CVE-2025-68132 is a vulnerability classified as CWE-125 (Out-of-bounds Read) found in the EVerest everest-core software stack, which is used in electric vehicle (EV) charging systems. The issue resides in the function is_message_crc_correct within the DZG_GSH01 powermeter SLIP parser. This function attempts to read the last two bytes of a vector (vec[vec.size()-1] and vec[vec.size()-2]) without first verifying that the vector contains at least two bytes. Under normal operation, this assumption holds, but when malformed SLIP frames are received via the serial link—specifically through the multi-message path—the vector size can be less than two. This leads to an out-of-bounds read and a pop_back underflow, which can cause the process to crash. The vulnerability does not require any privileges, user interaction, or network access beyond the serial interface, and it does not compromise confidentiality, integrity, or availability beyond causing a denial of service by crashing the process. The flaw is fixed in version 2025.12.0 of everest-core. The CVSS 4.0 vector indicates a low severity score of 2.4, reflecting the limited attack surface and impact. No public exploits are known at this time, and the vulnerability was published on January 21, 2026.

For European organizations, the primary impact of CVE-2025-68132 is the potential for denial of service (DoS) on EV charging infrastructure components that utilize the affected EVerest everest-core versions. This could disrupt EV charging services, leading to operational downtime and customer dissatisfaction. Although the vulnerability does not allow for code execution or data compromise, repeated crashes could degrade system reliability and availability. Organizations operating public or private EV charging networks, especially those with high volumes of serial communication to powermeters, may experience service interruptions. Given the increasing adoption of EVs across Europe, any disruption in charging infrastructure could have cascading effects on transportation and energy management. However, the low CVSS score and requirement for direct serial input control limit the scope and ease of exploitation, reducing the overall risk. Still, critical infrastructure operators should consider this vulnerability in their risk assessments due to the strategic importance of EV charging networks in the European green energy transition.

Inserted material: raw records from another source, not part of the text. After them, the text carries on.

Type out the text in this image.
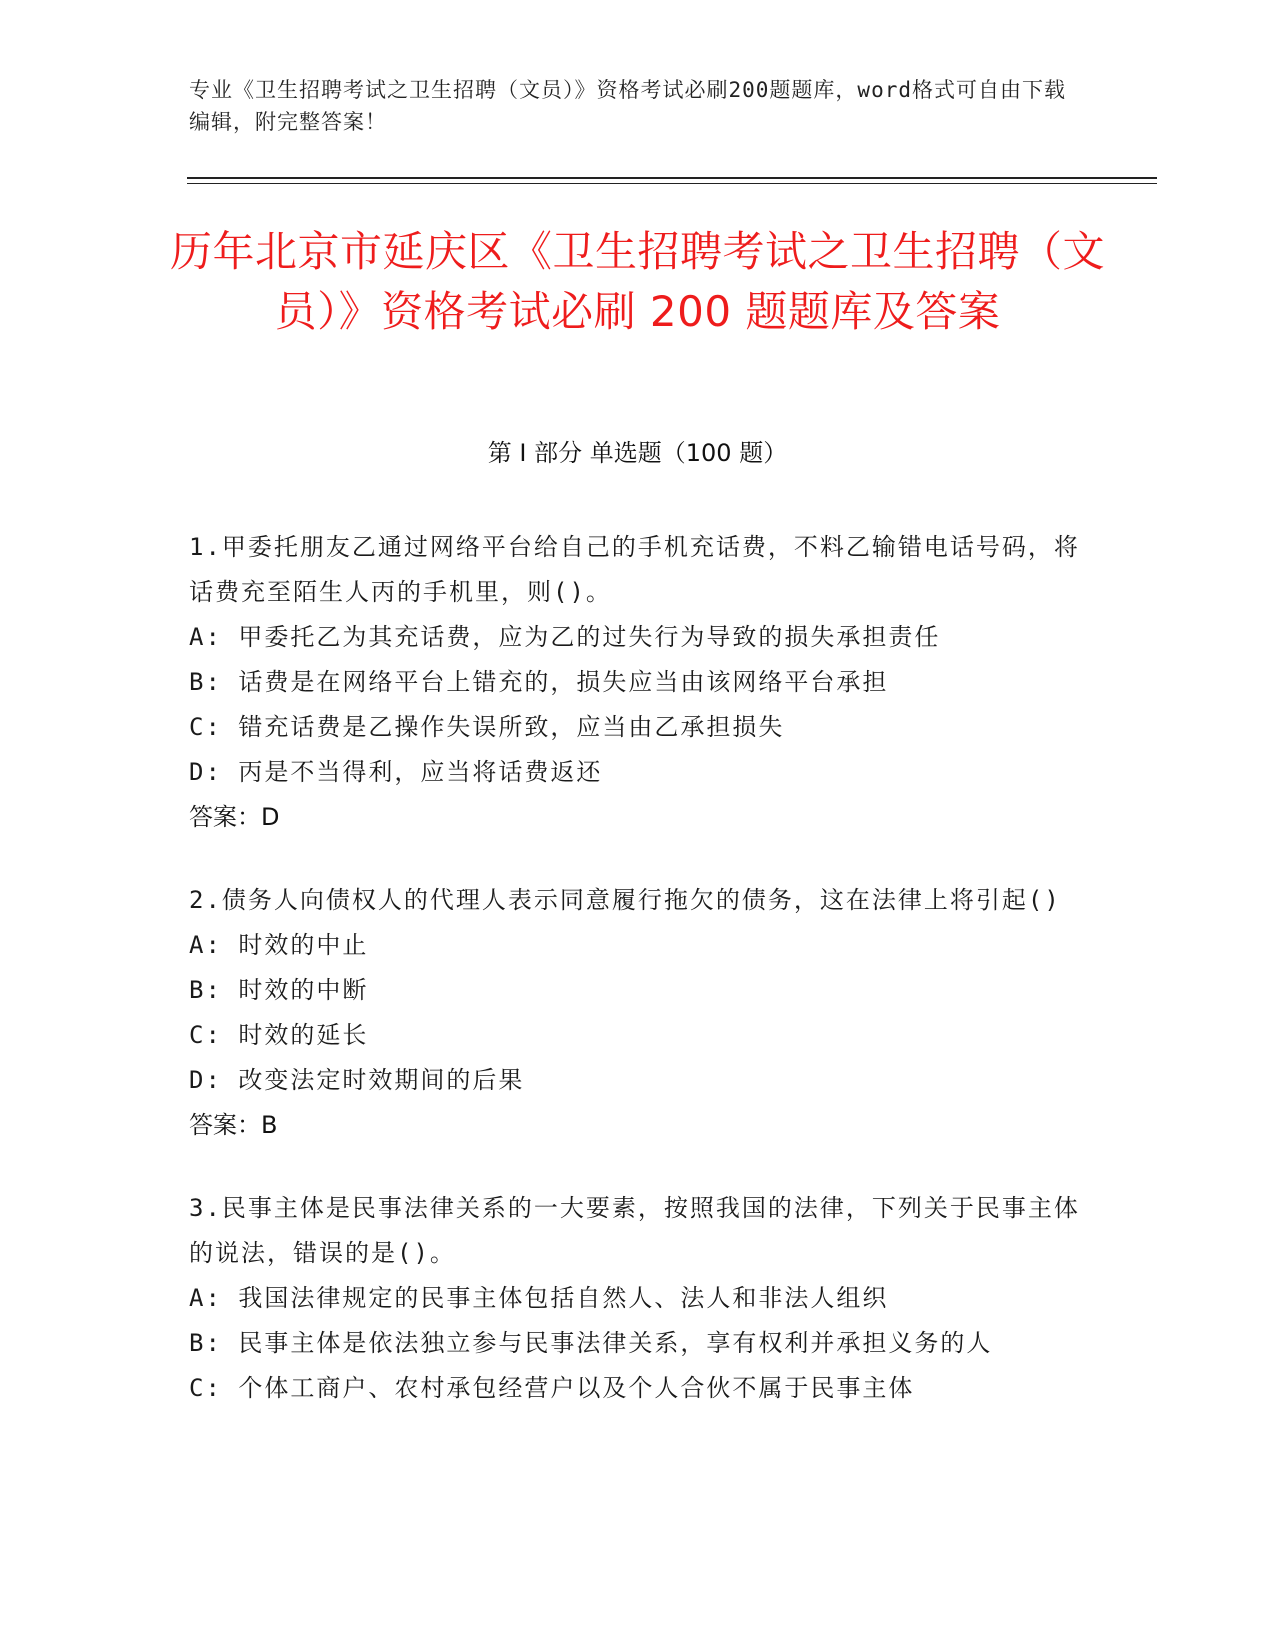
专业《卫生招聘考试之卫生招聘（文员）》资格考试必刷200题题库，word格式可自由下载编辑，附完整答案！
历年北京市延庆区《卫生招聘考试之卫生招聘（文员）》资格考试必刷 200 题题库及答案
第 I 部分 单选题（100 题）
1.甲委托朋友乙通过网络平台给自己的手机充话费，不料乙输错电话号码，将话费充至陌生人丙的手机里，则()。
A: 甲委托乙为其充话费，应为乙的过失行为导致的损失承担责任
B: 话费是在网络平台上错充的，损失应当由该网络平台承担
C: 错充话费是乙操作失误所致，应当由乙承担损失
D: 丙是不当得利，应当将话费返还
答案：D
2.债务人向债权人的代理人表示同意履行拖欠的债务，这在法律上将引起()
A: 时效的中止
B: 时效的中断
C: 时效的延长
D: 改变法定时效期间的后果
答案：B
3.民事主体是民事法律关系的一大要素，按照我国的法律，下列关于民事主体的说法，错误的是()。
A: 我国法律规定的民事主体包括自然人、法人和非法人组织
B: 民事主体是依法独立参与民事法律关系，享有权利并承担义务的人
C: 个体工商户、农村承包经营户以及个人合伙不属于民事主体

The primary mitigation is to upgrade the EVerest everest-core software to version 2025.12.0 or later, where the vulnerability is fixed. Until patching is possible, organizations should implement strict input validation and filtering on the serial communication channels to prevent malformed SLIP frames from reaching the is_message_crc_correct function. Network segmentation and access controls should be enforced to restrict physical and logical access to the serial interfaces, limiting attacker capability to inject malicious frames. Monitoring and alerting on process crashes or abnormal behavior in the EV charging software can provide early detection of exploitation attempts. Additionally, conducting regular audits of EV charging system firmware and software versions will help ensure timely application of security updates. Vendors and operators should collaborate to establish secure update mechanisms and verify the integrity of software components to prevent tampering.